For anyone else, it would have been a wait. For me, it was a cliff edge.
Hannah and Daniel took me home to Haven Ridge, far from the mountain cold. Their house was modest and bright, with flowerpots on the porch and the smell of fresh bread in the hall. Hannah showed me a small yellow bedroom with a quilt and a flowered lamp. From a drawer, she took out a stuffed alpaca.
“You used to sleep with this,” she whispered.
It smelled faintly of lavender. I had never had a toy of my own. I held it to my chest like something fragile and sacred.
During those seven days, Hannah bathed my wounds with terrible gentleness and cried when she saw the scars on my back. Daniel was quieter, steadier. He changed my bandages, left soup and bread on the table for me, rose in the night when I had nightmares. Every kindness unsettled me because I did not trust it yet.
I lived those days like someone borrowing another child’s life.

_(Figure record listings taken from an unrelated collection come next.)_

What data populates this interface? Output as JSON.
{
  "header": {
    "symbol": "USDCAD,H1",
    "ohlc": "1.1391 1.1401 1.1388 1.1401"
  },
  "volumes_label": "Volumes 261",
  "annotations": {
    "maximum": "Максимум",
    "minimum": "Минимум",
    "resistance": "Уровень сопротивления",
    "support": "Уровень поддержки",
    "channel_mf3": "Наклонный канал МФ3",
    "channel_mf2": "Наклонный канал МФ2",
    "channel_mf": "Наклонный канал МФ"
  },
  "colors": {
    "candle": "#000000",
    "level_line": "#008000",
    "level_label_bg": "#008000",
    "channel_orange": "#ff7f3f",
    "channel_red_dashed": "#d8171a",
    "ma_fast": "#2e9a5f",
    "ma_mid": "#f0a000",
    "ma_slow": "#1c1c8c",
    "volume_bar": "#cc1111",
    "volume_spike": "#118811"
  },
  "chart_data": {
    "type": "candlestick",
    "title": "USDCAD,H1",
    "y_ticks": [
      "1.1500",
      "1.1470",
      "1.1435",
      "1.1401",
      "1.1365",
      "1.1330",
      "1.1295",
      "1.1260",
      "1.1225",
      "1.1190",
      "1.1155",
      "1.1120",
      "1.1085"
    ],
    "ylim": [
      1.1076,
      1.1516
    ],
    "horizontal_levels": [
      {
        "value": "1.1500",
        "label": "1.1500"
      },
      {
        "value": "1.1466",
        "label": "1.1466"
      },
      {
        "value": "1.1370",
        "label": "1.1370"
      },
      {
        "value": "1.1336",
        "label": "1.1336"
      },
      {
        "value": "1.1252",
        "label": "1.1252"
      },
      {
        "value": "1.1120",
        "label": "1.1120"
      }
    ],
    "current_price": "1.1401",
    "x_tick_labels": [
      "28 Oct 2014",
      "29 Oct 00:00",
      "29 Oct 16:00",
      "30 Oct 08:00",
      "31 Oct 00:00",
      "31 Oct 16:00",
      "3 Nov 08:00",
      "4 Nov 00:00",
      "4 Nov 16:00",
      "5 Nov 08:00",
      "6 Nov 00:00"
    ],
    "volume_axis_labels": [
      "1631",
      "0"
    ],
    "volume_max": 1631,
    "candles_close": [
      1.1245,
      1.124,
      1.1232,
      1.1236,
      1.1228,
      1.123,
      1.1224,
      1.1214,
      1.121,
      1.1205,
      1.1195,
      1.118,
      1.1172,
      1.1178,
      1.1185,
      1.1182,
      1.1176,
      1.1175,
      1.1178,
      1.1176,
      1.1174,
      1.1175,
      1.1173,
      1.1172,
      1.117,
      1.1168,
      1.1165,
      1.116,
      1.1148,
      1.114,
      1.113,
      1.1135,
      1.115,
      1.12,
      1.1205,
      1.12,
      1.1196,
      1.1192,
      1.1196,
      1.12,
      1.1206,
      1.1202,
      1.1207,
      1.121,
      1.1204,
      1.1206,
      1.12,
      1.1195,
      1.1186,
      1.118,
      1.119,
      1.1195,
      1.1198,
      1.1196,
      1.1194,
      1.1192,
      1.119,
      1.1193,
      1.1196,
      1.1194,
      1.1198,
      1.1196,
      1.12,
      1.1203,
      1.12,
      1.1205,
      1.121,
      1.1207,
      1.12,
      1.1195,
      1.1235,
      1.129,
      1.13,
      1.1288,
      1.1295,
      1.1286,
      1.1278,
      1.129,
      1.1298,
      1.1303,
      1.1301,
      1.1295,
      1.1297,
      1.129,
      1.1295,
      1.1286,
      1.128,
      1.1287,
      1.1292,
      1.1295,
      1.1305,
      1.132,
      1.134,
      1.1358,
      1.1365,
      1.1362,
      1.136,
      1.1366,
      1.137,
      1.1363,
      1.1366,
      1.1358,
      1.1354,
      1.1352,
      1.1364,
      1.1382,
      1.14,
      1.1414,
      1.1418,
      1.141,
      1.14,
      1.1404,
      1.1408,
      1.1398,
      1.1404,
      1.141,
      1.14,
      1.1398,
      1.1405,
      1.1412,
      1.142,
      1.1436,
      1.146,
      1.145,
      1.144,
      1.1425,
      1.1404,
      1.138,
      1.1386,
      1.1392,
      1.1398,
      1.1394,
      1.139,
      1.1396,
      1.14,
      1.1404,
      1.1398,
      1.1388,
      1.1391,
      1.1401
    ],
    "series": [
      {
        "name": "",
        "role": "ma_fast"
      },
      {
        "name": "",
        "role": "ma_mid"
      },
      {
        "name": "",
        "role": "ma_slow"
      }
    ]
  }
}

Every time Hannah kissed my forehead, I thought, when they find out I’m not really hers, they’ll send me back. Every time Daniel called me “my girl,” I clenched my fists under the table to stop myself from shaking.
On the seventh day, the phone rang.
The room went still.
Daniel answered. He listened. He said nothing for several seconds. Then he hung up and stood with his back to us.
Hannah rose, trembling. “Daniel…”
He turned around with tears streaming down his face.
But he was smiling.
He crossed the room, knelt in front of me, and took my hands.
“It’s her,” he said, his voice breaking. “She’s our Lila.”
Hannah sobbed and fell beside him. They wrapped me in their arms.
This time, I broke too.
I cried like someone was finally pulling all the snow from my bones. I cried for the girl in the junkyard, for the child who had lived in fear, for the one who had spent a whole week waiting to be sent away.
They were not going to send me back.
I was theirs.
After that came the hardest part: learning how to live without waiting for pain.
My hand healed, though the fingers stayed slightly twisted by scar tissue. I gained weight. My hair stopped falling out. But my voice remained hidden for a long time. The doctors said not to force it. Speech would return when fear understood it no longer belonged in me.